The literal image of his words
wrenched Connor’s stomach. She gagged and broke out in a fit of coughing from
the bile that rose to her throat, which only made her angry at everything,
especially herself.
“You work for the United States
government. You have to help me. You can’t let him harm me like this.”

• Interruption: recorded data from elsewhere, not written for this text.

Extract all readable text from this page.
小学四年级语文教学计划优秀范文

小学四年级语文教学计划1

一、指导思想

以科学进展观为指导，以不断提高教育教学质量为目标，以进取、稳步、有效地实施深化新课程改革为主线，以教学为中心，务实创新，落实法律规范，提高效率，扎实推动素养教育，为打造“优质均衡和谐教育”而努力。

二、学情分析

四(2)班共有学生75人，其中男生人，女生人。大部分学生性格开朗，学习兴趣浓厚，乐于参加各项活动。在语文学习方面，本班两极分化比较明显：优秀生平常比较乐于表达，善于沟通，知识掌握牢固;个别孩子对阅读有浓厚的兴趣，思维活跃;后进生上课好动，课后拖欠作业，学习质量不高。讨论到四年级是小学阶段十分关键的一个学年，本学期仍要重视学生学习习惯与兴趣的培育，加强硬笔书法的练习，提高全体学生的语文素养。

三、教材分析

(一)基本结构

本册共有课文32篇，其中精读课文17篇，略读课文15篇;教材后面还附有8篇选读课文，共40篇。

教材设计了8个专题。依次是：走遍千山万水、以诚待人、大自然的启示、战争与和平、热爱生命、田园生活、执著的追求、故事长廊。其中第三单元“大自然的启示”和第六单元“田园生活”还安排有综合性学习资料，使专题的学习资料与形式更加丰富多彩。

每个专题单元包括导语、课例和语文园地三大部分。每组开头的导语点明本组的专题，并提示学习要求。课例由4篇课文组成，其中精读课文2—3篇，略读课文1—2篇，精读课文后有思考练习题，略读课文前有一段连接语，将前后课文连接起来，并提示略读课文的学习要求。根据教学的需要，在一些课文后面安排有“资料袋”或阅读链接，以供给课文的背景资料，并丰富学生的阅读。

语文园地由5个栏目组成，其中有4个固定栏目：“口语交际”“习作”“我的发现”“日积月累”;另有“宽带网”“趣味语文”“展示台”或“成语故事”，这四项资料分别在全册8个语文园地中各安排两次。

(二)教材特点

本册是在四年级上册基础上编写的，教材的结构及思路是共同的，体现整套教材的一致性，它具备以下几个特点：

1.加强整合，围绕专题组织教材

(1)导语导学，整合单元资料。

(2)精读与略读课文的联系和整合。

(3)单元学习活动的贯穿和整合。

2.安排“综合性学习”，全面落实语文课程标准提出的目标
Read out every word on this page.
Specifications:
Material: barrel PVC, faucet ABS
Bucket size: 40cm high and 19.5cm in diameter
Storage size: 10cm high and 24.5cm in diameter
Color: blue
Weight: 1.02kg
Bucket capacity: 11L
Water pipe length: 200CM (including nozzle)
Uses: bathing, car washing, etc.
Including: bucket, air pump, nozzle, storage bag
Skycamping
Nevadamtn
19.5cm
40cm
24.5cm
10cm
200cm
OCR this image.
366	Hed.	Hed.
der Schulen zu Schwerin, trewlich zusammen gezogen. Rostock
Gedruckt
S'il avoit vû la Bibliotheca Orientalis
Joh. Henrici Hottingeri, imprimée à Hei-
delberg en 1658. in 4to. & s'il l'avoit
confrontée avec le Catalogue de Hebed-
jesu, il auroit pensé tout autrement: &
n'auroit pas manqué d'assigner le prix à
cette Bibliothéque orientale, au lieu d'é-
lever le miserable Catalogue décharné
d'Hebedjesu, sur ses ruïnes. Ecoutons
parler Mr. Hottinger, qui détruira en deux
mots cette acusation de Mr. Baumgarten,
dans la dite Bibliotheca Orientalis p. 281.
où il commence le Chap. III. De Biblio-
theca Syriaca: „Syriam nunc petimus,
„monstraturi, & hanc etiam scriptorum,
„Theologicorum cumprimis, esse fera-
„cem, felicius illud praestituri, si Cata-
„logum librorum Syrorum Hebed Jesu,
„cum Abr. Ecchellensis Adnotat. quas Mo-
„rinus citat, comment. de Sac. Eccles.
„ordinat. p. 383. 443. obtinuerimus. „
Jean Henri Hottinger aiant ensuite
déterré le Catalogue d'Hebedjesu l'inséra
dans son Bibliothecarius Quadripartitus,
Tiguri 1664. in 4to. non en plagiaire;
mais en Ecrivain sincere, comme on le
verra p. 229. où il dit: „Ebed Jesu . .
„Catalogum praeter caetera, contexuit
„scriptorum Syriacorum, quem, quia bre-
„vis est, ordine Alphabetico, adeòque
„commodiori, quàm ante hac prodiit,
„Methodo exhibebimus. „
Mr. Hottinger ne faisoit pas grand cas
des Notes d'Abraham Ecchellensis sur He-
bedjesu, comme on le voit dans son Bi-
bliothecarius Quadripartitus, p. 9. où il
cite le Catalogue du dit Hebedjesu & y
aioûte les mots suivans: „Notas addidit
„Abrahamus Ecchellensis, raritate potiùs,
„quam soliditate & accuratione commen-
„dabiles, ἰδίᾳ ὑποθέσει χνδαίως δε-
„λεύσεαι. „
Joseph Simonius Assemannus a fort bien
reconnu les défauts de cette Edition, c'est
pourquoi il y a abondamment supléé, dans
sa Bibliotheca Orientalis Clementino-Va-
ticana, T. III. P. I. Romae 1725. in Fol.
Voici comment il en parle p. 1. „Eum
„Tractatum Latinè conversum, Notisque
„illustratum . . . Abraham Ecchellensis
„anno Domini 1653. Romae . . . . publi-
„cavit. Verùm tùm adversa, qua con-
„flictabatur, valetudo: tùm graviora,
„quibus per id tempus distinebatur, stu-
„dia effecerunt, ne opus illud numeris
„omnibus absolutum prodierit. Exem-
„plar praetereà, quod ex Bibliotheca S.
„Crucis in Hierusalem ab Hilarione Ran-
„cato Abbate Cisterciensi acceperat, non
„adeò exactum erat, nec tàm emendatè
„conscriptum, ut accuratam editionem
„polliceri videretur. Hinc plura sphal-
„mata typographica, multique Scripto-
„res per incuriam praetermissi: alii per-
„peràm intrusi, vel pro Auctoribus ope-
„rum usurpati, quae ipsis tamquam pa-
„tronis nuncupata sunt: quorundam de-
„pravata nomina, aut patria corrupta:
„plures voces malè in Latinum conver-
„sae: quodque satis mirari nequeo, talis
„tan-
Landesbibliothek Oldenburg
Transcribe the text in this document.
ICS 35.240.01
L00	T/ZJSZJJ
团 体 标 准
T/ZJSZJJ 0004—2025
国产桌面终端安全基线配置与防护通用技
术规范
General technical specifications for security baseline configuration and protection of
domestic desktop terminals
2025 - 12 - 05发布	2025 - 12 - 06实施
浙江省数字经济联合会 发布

“Hmmm...I believe the State
Department had issued a warning, advising all citizens to avoid this part of
the world. I’m sure you were told, as they told every member of the press who’d
contacted them, that they’d not be able to provide assistance should you run
into trouble. That doesn’t necessarily mean that there’s no United States
presence in the area. Certainly, a person in your position would know that by
now.”
He dropped the scalpel and fished
out a rather ominous looking pair of tongs, also caked in dried blood. “I
believe these are General Lahgro’s favorites. They create such excruciating
pain without inflicting any mortal damage.”
Connor had a feeling her time was
running short and she certainly didn’t want to be turned over General Lahgro
and his boxes of sadistic toys.
“What do you want me to tell
you?” she asked.
“The truth.”
“I have already--!” Connor heaved
a deep breath and closed her eyes, searching her mind for even the smallest
glimmer of a memory leading up to her being kicked in the head. “I saw a
soldier underground,” she said as she pictured the image in her head. “His
uniform was different than the army above. He was a foreigner.”
“American?” Taylor asked.
“No.”
“No? Are you sure?”
“Positive.”
Taylor remained quiet for a long
time. Connor kept her eyes closed, not willing to read his expression, not
wanting to know if what she’d just fed him was what he wanted to hear. If she
had it all to do over again, she would’ve laughed at President Mandudo’s press
release along with all her colleagues and would be opening her eyes to find
herself safe at home.
Home...a place she would probably
never see again.
“Get up,” he said a moment before
Connor would’ve degraded into a sniveling mess.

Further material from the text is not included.